On ne peut pas couler est un court-métrage documentaire animé, né d’un processus collectif. Ce projet donne vie aux récits méconnus des mères, femmes et sœurs de détenus, à travers un montage de témoignages audios, d’illustrations animées en 2D, inspirées de leurs propres créations et de fonds aquatiques faits avec de l’encre aquarelle.

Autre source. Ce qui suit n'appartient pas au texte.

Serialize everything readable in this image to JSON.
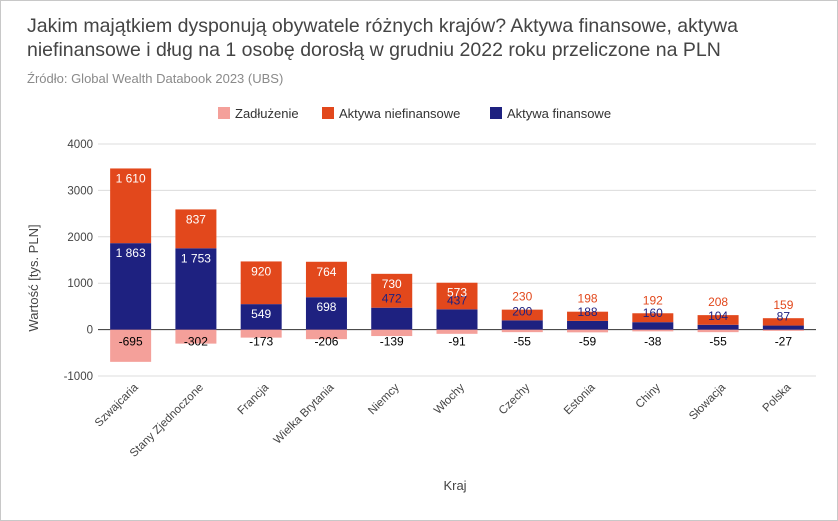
{
  "title": "Jakim majątkiem dysponują obywatele różnych krajów? Aktywa finansowe, aktywa niefinansowe i dług na 1 osobę dorosłą w grudniu 2022 roku przeliczone na PLN",
  "source": "Źródło: Global Wealth Databook 2023 (UBS)",
  "chart_data": {
    "type": "bar",
    "stacked": true,
    "xlabel": "Kraj",
    "ylabel": "Wartość [tys. PLN]",
    "ylim": [
      -1000,
      4000
    ],
    "yticks": [
      -1000,
      0,
      1000,
      2000,
      3000,
      4000
    ],
    "grid": true,
    "legend_position": "top",
    "categories": [
      "Szwajcaria",
      "Stany Zjednoczone",
      "Francja",
      "Wielka Brytania",
      "Niemcy",
      "Włochy",
      "Czechy",
      "Estonia",
      "Chiny",
      "Słowacja",
      "Polska"
    ],
    "series": [
      {
        "name": "Zadłużenie",
        "color": "#f4a09a",
        "values": [
          -695,
          -302,
          -173,
          -206,
          -139,
          -91,
          -55,
          -59,
          -38,
          -55,
          -27
        ],
        "labels": [
          "-695",
          "-302",
          "-173",
          "-206",
          "-139",
          "-91",
          "-55",
          "-59",
          "-38",
          "-55",
          "-27"
        ]
      },
      {
        "name": "Aktywa niefinansowe",
        "color": "#e2481c",
        "values": [
          1610,
          837,
          920,
          764,
          730,
          573,
          230,
          198,
          192,
          208,
          159
        ],
        "labels": [
          "1 610",
          "837",
          "920",
          "764",
          "730",
          "573",
          "230",
          "198",
          "192",
          "208",
          "159"
        ]
      },
      {
        "name": "Aktywa finansowe",
        "color": "#1e2180",
        "values": [
          1863,
          1753,
          549,
          698,
          472,
          437,
          200,
          188,
          160,
          104,
          87
        ],
        "labels": [
          "1 863",
          "1 753",
          "549",
          "698",
          "472",
          "437",
          "200",
          "188",
          "160",
          "104",
          "87"
        ]
      }
    ]
  }
}
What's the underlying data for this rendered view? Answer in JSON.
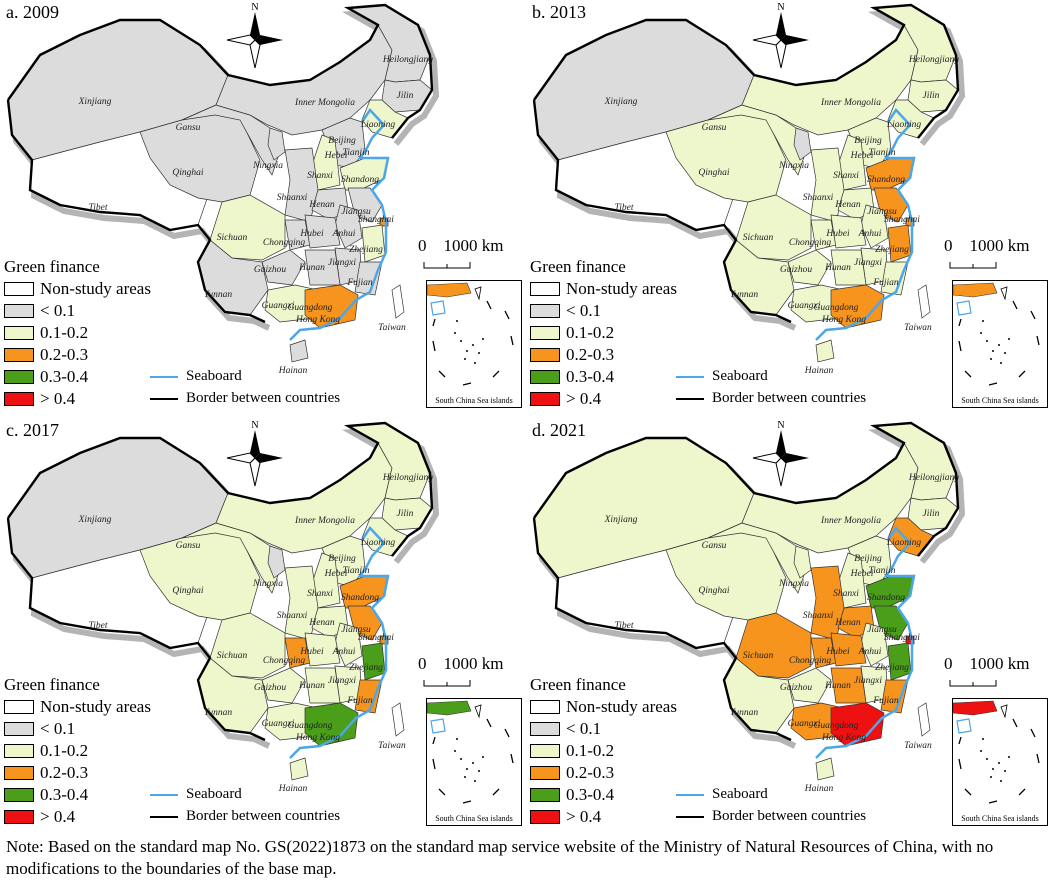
{
  "legend": {
    "title": "Green finance",
    "items": [
      {
        "label": "Non-study areas",
        "color": "#ffffff"
      },
      {
        "label": "< 0.1",
        "color": "#dcdcdc"
      },
      {
        "label": "0.1-0.2",
        "color": "#eef6cc"
      },
      {
        "label": "0.2-0.3",
        "color": "#f7941d"
      },
      {
        "label": "0.3-0.4",
        "color": "#4a9e1a"
      },
      {
        "label": "> 0.4",
        "color": "#ee1111"
      }
    ],
    "seaboard": "Seaboard",
    "border": "Border between countries",
    "seaboard_color": "#4da6e8"
  },
  "compass_label": "N",
  "scale_label": "0    1000 km",
  "inset_label": "South China Sea islands",
  "note": "Note: Based on the standard map No. GS(2022)1873 on the standard map service website of the Ministry of Natural Resources of China, with no modifications to the boundaries of the base map.",
  "panels": [
    {
      "title": "a. 2009",
      "regions": {
        "xinjiang": 1,
        "tibet": 0,
        "qinghai": 1,
        "gansu": 1,
        "innermongolia": 1,
        "heilongjiang": 1,
        "jilin": 1,
        "liaoning": 2,
        "beijing": 4,
        "tianjin": 1,
        "hebei": 1,
        "shanxi": 2,
        "shandong": 2,
        "ningxia": 1,
        "shaanxi": 1,
        "henan": 1,
        "jiangsu": 1,
        "anhui": 1,
        "shanghai": 3,
        "sichuan": 2,
        "chongqing": 1,
        "hubei": 1,
        "zhejiang": 2,
        "jiangxi": 1,
        "fujian": 1,
        "guizhou": 1,
        "hunan": 1,
        "yunnan": 1,
        "guangxi": 2,
        "guangdong": 3,
        "hainan": 1,
        "taiwan": 0
      }
    },
    {
      "title": "b. 2013",
      "regions": {
        "xinjiang": 1,
        "tibet": 0,
        "qinghai": 2,
        "gansu": 2,
        "innermongolia": 2,
        "heilongjiang": 2,
        "jilin": 2,
        "liaoning": 2,
        "beijing": 5,
        "tianjin": 2,
        "hebei": 2,
        "shanxi": 2,
        "shandong": 3,
        "ningxia": 1,
        "shaanxi": 2,
        "henan": 2,
        "jiangsu": 3,
        "anhui": 2,
        "shanghai": 3,
        "sichuan": 2,
        "chongqing": 2,
        "hubei": 2,
        "zhejiang": 3,
        "jiangxi": 2,
        "fujian": 2,
        "guizhou": 2,
        "hunan": 2,
        "yunnan": 2,
        "guangxi": 2,
        "guangdong": 3,
        "hainan": 2,
        "taiwan": 0
      }
    },
    {
      "title": "c. 2017",
      "regions": {
        "xinjiang": 1,
        "tibet": 0,
        "qinghai": 2,
        "gansu": 2,
        "innermongolia": 2,
        "heilongjiang": 2,
        "jilin": 2,
        "liaoning": 2,
        "beijing": 5,
        "tianjin": 2,
        "hebei": 2,
        "shanxi": 2,
        "shandong": 3,
        "ningxia": 1,
        "shaanxi": 2,
        "henan": 2,
        "jiangsu": 3,
        "anhui": 2,
        "shanghai": 3,
        "sichuan": 2,
        "chongqing": 3,
        "hubei": 2,
        "zhejiang": 4,
        "jiangxi": 2,
        "fujian": 3,
        "guizhou": 2,
        "hunan": 2,
        "yunnan": 2,
        "guangxi": 2,
        "guangdong": 4,
        "hainan": 2,
        "taiwan": 0
      }
    },
    {
      "title": "d. 2021",
      "regions": {
        "xinjiang": 2,
        "tibet": 0,
        "qinghai": 2,
        "gansu": 2,
        "innermongolia": 2,
        "heilongjiang": 2,
        "jilin": 2,
        "liaoning": 3,
        "beijing": 5,
        "tianjin": 4,
        "hebei": 2,
        "shanxi": 2,
        "shandong": 4,
        "ningxia": 2,
        "shaanxi": 3,
        "henan": 3,
        "jiangsu": 4,
        "anhui": 2,
        "shanghai": 5,
        "sichuan": 3,
        "chongqing": 3,
        "hubei": 3,
        "zhejiang": 4,
        "jiangxi": 2,
        "fujian": 3,
        "guizhou": 2,
        "hunan": 3,
        "yunnan": 2,
        "guangxi": 3,
        "guangdong": 5,
        "hainan": 2,
        "taiwan": 0
      }
    }
  ],
  "region_names": {
    "xinjiang": "Xinjiang",
    "tibet": "Tibet",
    "qinghai": "Qinghai",
    "gansu": "Gansu",
    "innermongolia": "Inner Mongolia",
    "heilongjiang": "Heilongjiang",
    "jilin": "Jilin",
    "liaoning": "Liaoning",
    "beijing": "Beijing",
    "tianjin": "Tianjin",
    "hebei": "Hebei",
    "shanxi": "Shanxi",
    "shandong": "Shandong",
    "ningxia": "Ningxia",
    "shaanxi": "Shaanxi",
    "henan": "Henan",
    "jiangsu": "Jiangsu",
    "anhui": "Anhui",
    "shanghai": "Shanghai",
    "sichuan": "Sichuan",
    "chongqing": "Chongqing",
    "hubei": "Hubei",
    "zhejiang": "Zhejiang",
    "jiangxi": "Jiangxi",
    "fujian": "Fujian",
    "guizhou": "Guizhou",
    "hunan": "Hunan",
    "yunnan": "Yunnan",
    "guangxi": "Guangxi",
    "guangdong": "Guangdong",
    "hainan": "Hainan",
    "taiwan": "Taiwan",
    "hongkong": "Hong Kong"
  }
}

Charge administrative, coût des avocats, gestion du linge, galères des transports… Toutes ont dû réorganiser leur vie autour de la détention. Toutes ont appris à apprivoiser l’angoisse et à composer avec une culpabilité tenace, celle de n’avoir su protéger leurs proches. Affronter aussi le regard des autres, jusqu’à ces voitures qui ralentissent devant la prison pour pointer du doigt “ces mauvaises mères”, “ces femmes de délinquants”. Surmonter, aussi, les humiliations de l’administration pénitentiaire, des fouilles des sacs aux palpations physiques. « C’est comme si on ne valait rien du tout et que nous aussi, on devrait nous mettre en prison. » Les mots de Juliette résonnent avec le vécu de toutes les autres.
Ce film est une prise de parole collective, un espace de résistance et d’émancipation. En façonnant le récit, en mêlant leurs voix et en produisant les images, ces femmes transforment leurs expériences individuelles en combat commun. On ne peut pas couler est une œuvre construite avec elles et pour elles toutes, pour briser le silence et faire exister ces histoires ailleurs qu’à l’ombre des parloirs.